Günümüzde dünyayı kasıp kavuran Covid-19 Koronavirüs salgınının yaygınlaşmaması ve zararın aza indirilmesi hatta zararın görülmemesi için uzmanların ifade ettiği tedbirlere riayet etmek gerekir. Covid-19 Koronavirüsün olumsuz sonuçları bilimsel olarak ifade edilmektedir. Bu sonuçlar ve neticeler karşısında tedbir almayıp “Bana bir şey olmaz, Allah(c.c.)’ın takdiri neyse o olur. Biz ne musibetler atlattık.” şeklinde söylemler bilgiye, irfana ve vicdana dayanmayan ifadelerdir. Musibetlere maruz kalındığında, dinimizin ifade ettiği şekilde, tedbir, tevekkül ve sabır ile Allah (s.a.v.)’a teslimiyetini gösterilmesi mümine yakışan en güzel davranıştır.
Sonuç olarak, dünya hayatında başımıza imtihan gereği olumlu ve olumsuz birçok olay gelmektedir. Bu olaylar karşısında nasıl bir duruş sergileyeceğimiz gerektiğine dair dinimiz İslam bizlere, Allah (c.c.)’ın rızasını ve rahmetini kazandırıcı bazı öneriler ve tavsiyelerde bulunmaktadır. Bu tavsiyeler, musibet karşısında tedbir, tevekkül ve sabırla teslimiyet ve hamd ile ahlaki ve imani bir tutum içinde olmaktır. Çünkü bu şekilde bir duruş içinde olunması Allah (c.c.)’ın rızasını ve Cennet’ini kazandırıp imani olgunluğa vesile olmaktadır.
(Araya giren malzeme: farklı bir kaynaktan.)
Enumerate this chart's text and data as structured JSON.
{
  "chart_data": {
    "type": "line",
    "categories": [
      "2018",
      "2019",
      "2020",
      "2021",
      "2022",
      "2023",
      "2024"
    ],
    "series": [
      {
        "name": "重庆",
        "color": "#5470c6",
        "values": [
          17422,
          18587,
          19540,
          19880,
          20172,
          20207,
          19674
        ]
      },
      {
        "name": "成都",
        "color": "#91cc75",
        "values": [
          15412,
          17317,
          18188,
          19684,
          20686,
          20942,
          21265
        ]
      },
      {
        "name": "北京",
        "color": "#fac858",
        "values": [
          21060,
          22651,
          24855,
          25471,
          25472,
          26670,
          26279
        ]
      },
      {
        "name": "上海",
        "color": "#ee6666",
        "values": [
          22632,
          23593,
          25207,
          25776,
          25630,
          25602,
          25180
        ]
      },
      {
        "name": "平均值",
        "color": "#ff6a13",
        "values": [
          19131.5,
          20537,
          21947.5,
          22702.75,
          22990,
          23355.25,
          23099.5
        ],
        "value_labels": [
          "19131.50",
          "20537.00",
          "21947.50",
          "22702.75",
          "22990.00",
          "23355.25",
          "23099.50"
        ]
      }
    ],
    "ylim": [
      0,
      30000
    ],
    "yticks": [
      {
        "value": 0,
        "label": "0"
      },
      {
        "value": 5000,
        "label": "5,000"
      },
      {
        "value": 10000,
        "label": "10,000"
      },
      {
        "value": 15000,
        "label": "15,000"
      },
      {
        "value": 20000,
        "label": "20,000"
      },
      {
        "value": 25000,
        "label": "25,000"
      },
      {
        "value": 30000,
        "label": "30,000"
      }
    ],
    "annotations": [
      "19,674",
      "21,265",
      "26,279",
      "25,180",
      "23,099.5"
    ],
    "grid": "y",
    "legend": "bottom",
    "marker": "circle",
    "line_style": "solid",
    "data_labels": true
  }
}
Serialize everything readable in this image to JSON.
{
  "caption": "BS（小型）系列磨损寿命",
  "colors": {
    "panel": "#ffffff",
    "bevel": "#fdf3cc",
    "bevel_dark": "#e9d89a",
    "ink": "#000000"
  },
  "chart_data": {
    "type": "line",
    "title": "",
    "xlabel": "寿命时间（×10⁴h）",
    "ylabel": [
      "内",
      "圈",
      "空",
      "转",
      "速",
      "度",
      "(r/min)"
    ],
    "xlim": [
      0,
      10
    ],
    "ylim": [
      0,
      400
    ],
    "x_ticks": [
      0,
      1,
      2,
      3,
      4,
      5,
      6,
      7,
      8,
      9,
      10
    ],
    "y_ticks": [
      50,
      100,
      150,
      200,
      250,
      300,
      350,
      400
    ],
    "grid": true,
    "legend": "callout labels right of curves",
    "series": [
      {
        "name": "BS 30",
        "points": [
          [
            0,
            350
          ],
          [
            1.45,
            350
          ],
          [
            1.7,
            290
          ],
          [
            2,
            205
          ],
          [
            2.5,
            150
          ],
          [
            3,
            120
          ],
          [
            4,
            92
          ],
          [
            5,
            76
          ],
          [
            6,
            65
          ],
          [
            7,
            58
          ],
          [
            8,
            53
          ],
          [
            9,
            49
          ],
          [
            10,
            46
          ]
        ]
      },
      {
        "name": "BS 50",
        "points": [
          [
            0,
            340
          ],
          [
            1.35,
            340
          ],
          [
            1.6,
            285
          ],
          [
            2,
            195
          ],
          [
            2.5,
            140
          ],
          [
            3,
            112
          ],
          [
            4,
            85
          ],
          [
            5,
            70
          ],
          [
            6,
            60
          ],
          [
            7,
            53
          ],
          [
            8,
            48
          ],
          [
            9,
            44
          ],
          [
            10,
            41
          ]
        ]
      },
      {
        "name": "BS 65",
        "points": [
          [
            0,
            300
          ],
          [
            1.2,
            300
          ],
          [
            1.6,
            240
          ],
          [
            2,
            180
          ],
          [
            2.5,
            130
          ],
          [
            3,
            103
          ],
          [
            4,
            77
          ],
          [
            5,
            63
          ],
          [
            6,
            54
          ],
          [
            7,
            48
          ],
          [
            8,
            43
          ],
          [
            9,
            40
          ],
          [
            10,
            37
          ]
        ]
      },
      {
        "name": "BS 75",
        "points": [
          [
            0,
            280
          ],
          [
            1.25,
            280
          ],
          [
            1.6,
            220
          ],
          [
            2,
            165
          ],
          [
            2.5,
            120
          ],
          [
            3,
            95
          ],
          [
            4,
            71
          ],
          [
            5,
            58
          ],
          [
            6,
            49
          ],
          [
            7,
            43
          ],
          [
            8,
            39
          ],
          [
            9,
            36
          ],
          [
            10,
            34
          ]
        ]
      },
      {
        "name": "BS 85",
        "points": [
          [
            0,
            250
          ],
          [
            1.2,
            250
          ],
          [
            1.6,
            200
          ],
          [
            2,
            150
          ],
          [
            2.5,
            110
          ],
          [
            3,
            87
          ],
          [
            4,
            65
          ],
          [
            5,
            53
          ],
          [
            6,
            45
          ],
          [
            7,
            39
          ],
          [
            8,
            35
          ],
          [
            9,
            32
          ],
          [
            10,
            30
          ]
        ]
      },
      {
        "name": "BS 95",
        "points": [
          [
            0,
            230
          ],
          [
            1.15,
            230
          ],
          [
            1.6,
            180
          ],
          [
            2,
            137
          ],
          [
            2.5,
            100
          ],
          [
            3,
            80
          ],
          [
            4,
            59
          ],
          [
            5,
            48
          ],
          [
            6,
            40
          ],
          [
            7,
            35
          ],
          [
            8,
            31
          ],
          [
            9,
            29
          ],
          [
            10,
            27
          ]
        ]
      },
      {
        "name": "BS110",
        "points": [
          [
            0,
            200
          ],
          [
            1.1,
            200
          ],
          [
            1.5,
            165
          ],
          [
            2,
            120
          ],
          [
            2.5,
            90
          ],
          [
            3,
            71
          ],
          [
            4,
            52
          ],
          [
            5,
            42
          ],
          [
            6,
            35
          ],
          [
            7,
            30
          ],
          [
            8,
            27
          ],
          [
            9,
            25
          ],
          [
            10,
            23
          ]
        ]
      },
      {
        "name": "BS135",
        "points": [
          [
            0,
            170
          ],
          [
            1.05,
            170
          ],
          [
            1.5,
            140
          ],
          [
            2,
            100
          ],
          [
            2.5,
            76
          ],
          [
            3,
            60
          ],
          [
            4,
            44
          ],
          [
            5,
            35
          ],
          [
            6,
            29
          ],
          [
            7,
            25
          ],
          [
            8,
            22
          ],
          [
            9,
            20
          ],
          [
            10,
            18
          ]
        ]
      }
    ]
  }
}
Musibet karşısında tedbirsiz ve sabırsız bir tevekkül uygun bir davranış değildir. Musibete maruz kalıp tedbir alınmadan mücadele edildiğinde meydana gelecek maddi ve manevi zarardan dini açıdan hem kul hakkı hem de uhrevi hayat açısından sorumlu olunmaktadır.
BİR DUA
“Allah’ım! Saygı duymayan kalpten, kabul olmayan duadan, doymayan nefisten ve fayda vermeyen ilimden sana sığınırım.”
(Tirmizî, De’avât, 69)
Tüm Müslüman kardeşlerimizin Cuma günü tebrik ederim, hayırlara vesile olmasını yüce Allah’tan dilerim.